Commonly, data assimilation is considered as an application of the Bayesian sequential learning or recursive estimation approach based on a state space formulation; e.g. Wilke and Berliner, (2007). The focus is to make accurate predictions of the state variable or future observations. In data assimilation the state space evolution generally follows the laws of physics determined by the context of the application. The standard Bayesian approach has model parameters that evolve according to a Markov state equation, while an observation equation depends upon the current value of the state. In this context Bayesian parameter estimation and prediction has been studied extensively. The method involves the state model parameters being assigned an appropriate prior probability distribution that is updated with the current observations using Bayesian updating to give the current posterior distribution for the state model parameters and predictions of future observations. If the state space evolution equations are linear, the probability distributions for the state space evolution and the observation process are Gaussian, and conjugate distributions are used for priors for parameters. The updating process can be represented by a Kalman filter. For the types of applications planned here the challenge comes from the large number of state parameters, the complex non-linear state system evolution representing the underlying physics of the various applications, and the non-standard observational processes. Current developments involve Monte Carlo algorithms for quite general non-parametric state space equations (Frigola et al, 2014), and extensive use of Particle Filters or Sequential Monte Carlo. For these Monte Carlo implementations, the number of state parameters tends to be small and the computational time is large for a small number of observations. Thus, the challenge is to find computational approaches that can scale for the models that have been developed in data assimilation and state space modeling to deal with the complexity and non-linearity of the state space evolution determined by the physics of the various planned applications.

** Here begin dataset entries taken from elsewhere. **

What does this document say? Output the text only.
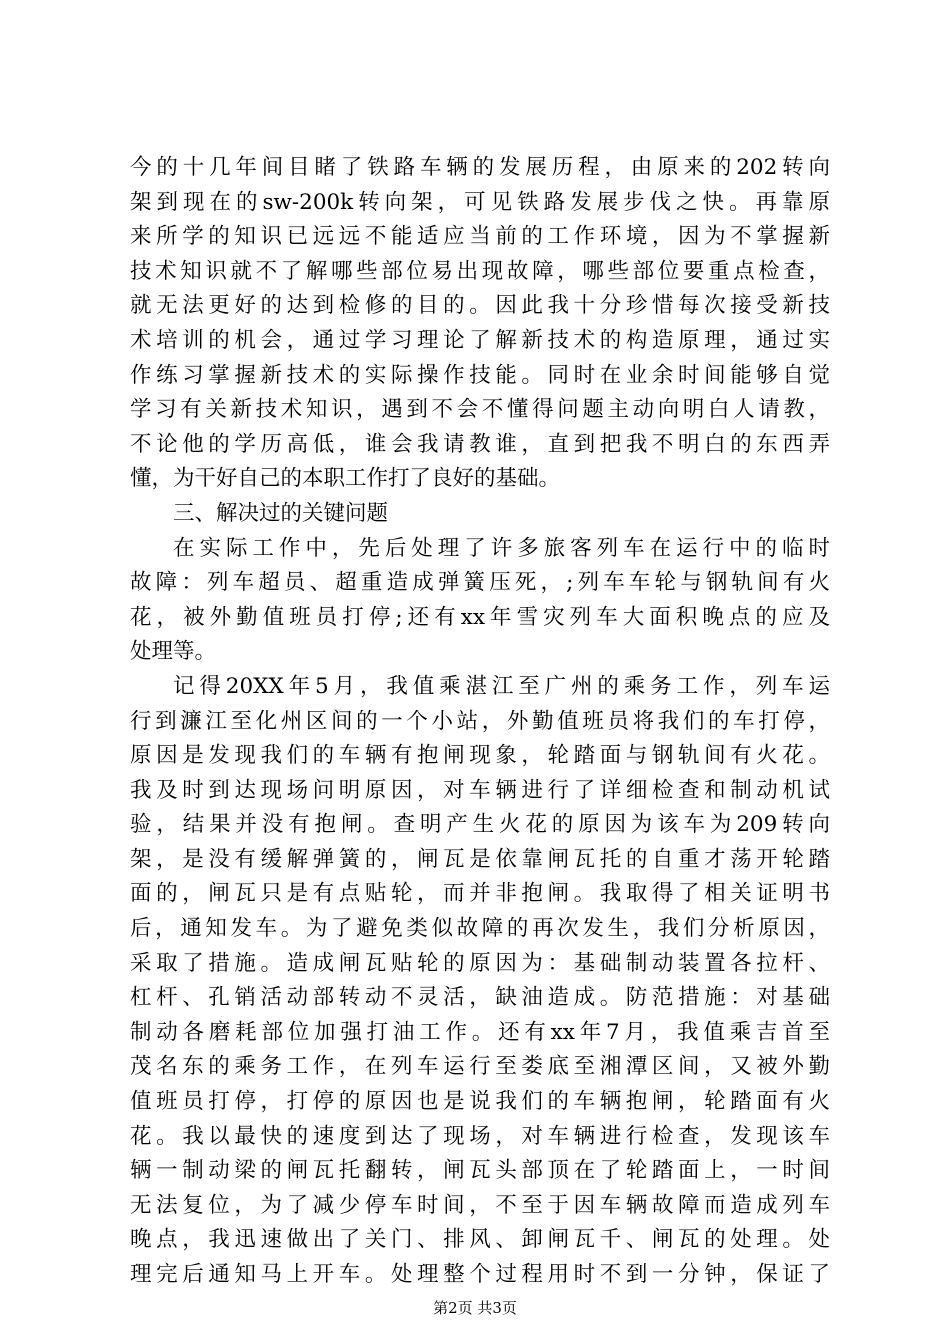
今的十几年间目睹了铁路车辆的发展历程，由原来的202转向
架到现在的sw-200k转向架，可见铁路发展步伐之快。再靠原
来所学的知识已远远不能适应当前的工作环境，因为不掌握新
技术知识就不了解哪些部位易出现故障，哪些部位要重点检查，
就无法更好的达到检修的目的。因此我十分珍惜每次接受新技
术培训的机会，通过学习理论了解新技术的构造原理，通过实
作练习掌握新技术的实际操作技能。同时在业余时间能够自觉
学习有关新技术知识，遇到不会不懂得问题主动向明白人请教，
不论他的学历高低，谁会我请教谁，直到把我不明白的东西弄
懂，为干好自己的本职工作打了良好的基础。
三、解决过的关键问题
在实际工作中，先后处理了许多旅客列车在运行中的临时
故障：列车超员、超重造成弹簧压死，;列车车轮与钢轨间有火
花，被外勤值班员打停;还有xx年雪灾列车大面积晚点的应及
处理等。
记得20XX年5月，我值乘湛江至广州的乘务工作，列车运
行到濂江至化州区间的一个小站，外勤值班员将我们的车打停，
原因是发现我们的车辆有抱闸现象，轮踏面与钢轨间有火花。
我及时到达现场问明原因，对车辆进行了详细检查和制动机试
验，结果并没有抱闸。查明产生火花的原因为该车为209转向
架，是没有缓解弹簧的，闸瓦是依靠闸瓦托的自重才荡开轮踏
面的，闸瓦只是有点贴轮，而并非抱闸。我取得了相关证明书
后，通知发车。为了避免类似故障的再次发生，我们分析原因，
采取了措施。造成闸瓦贴轮的原因为：基础制动装置各拉杆、
杠杆、孔销活动部转动不灵活，缺油造成。防范措施：对基础
制动各磨耗部位加强打油工作。还有xx年7月，我值乘吉首至
茂名东的乘务工作，在列车运行至娄底至湘潭区间，又被外勤
值班员打停，打停的原因也是说我们的车辆抱闸，轮踏面有火
花。我以最快的速度到达了现场，对车辆进行检查，发现该车
辆一制动梁的闸瓦托翻转，闸瓦头部顶在了轮踏面上，一时间
无法复位，为了减少停车时间，不至于因车辆故障而造成列车
晚点，我迅速做出了关门、排风、卸闸瓦千、闸瓦的处理。处
理完后通知马上开车。处理整个过程用时不到一分钟，保证了
第2页 共3页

In order to calibrate and validate of our models, we will seek permission from our industrial collaborators for the use of their measured ‘large and noisy’ experimental datasets for the chosen application areas.

As a result of the computational complexity of the underlying computational algorithms the use of advanced computing infrastructure will be mandatory. We plan to use a combination of parallel processing and GPU technology to implement our algorithms on the HPC system at QUT, with a particular focus on Krylov subspace methods (Strickland et al, 2011). The complexity of these algorithms necessitates careful design and planning to ensure an efficient overall solution. We will also develop specialised visualisation software for the large, complex datasets generated from the chosen industrial applications. An important contribution will be the generation of a suite of visualisation procedures that highlight the spatial and temporal trends of the different flow fields, and reveal structure in the data with multiple inputs from different sources.

 

References

Frigola, R., Chen, Y., Rasmussen, C.E. (2014). arXiv: 1406.4905v1.

Hornung, U. (Editor): Homogenization and Porous Media, Springer-Verlag, New York (1997).

Strickland C.M., Simpson D.P., Turner I.W., Denham R., Mengersen K.L. (2011) Fast Bayesian Analysis of Spatial Dynamic Factor Models for Multi-temporal Remotely Sensed Imagery, Journal of the Royal Statistical Society Series C, Volume 60, No. 1, pp. 109-124.

Whitaker, S. (1998), Coupled transport in multiphase systems: a theory of drying, in Advances in Heat Transfer, Y. I. Cho J. P. Hartnett, T. F. Irvine and G. A. Greene, eds., vol. 31, Elsevier: 1-104.

Wilkie, C.K. and Berliner L.M. (2008). Physica D: Nonlinear Phenomena, v 230. pp 1-16.